Ann
Ann

Reputation: 485

Accessibility label in UIAutomation

Is it possible to avoid accessibility labels when using UIAutomation?

Upvotes: 1

Views: 743

Answers (3)

Yoi-Nami-Ra
Yoi-Nami-Ra

Reputation: 126

If you want it to be seen by UIAutomation but not by applications like VoiceOver, you should use accessibilityIdentifier property of UIAccessibilityIdentification Protocol.
It allows you to set the value later seen trough UIAElement.name

Normally when not set, name is copied from the label.
But when the second is seen by VoiceOver the first one is not.
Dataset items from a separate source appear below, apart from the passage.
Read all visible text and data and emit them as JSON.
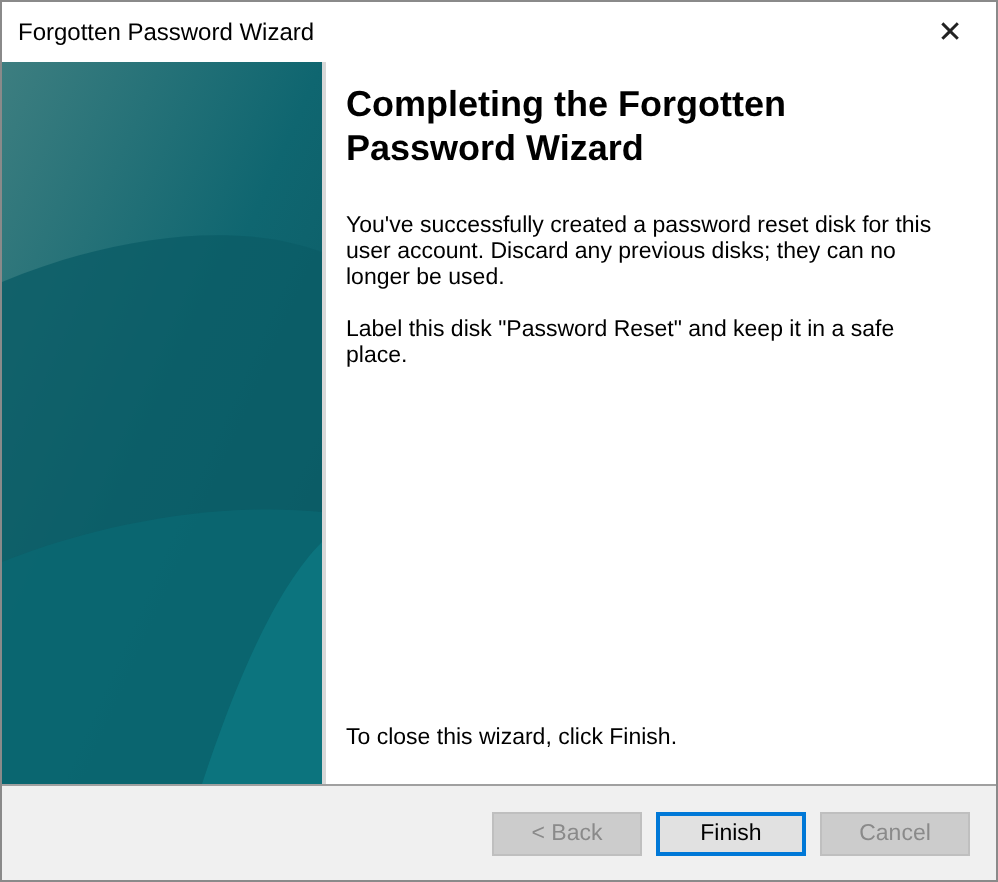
{
  "window": {
    "title": "Forgotten Password Wizard",
    "close": "✕"
  },
  "heading": "Completing the Forgotten Password Wizard",
  "paragraphs": [
    "You've successfully created a password reset disk for this user account. Discard any previous disks; they can no longer be used.",
    "Label this disk \"Password Reset\" and keep it in a safe place."
  ],
  "closing_hint": "To close this wizard, click Finish.",
  "buttons": [
    {
      "label": "< Back",
      "disabled": true,
      "default": false
    },
    {
      "label": "Finish",
      "disabled": false,
      "default": true
    },
    {
      "label": "Cancel",
      "disabled": true,
      "default": false
    }
  ]
}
This is available in iOS 5.0 and later.

You can as well look at the UIAccessibility Protocol it has some more nice tricks.

Upvotes: 3

CedricSoubrie
CedricSoubrie

Reputation: 6697

In general, you have two ways to access an element : by its label or by its rank. Example :

target.frontMostApp().mainWindow().tableViews()[0]

or target.frontMostApp().mainWindow().tableViews()["Contents"]

You can choose which one you want to use in UIAutomation by clicking on the element in the script editor.

Upvotes: 1

Rog
Rog

Reputation: 17170

Unless your app is very simple*, it is not. UIAutomation relies on accessibility labels.

Even if you could do this, you would not save any effort, you would still need to provide some way for UIAutomation to identify your UI elements.

* the simple case would be where there is only one distinct UIView subclass on screen at once. In this case, UIAutomation will generate anonymous references to the unanamed element which allow your scripts to hobble along. It is very brittle though.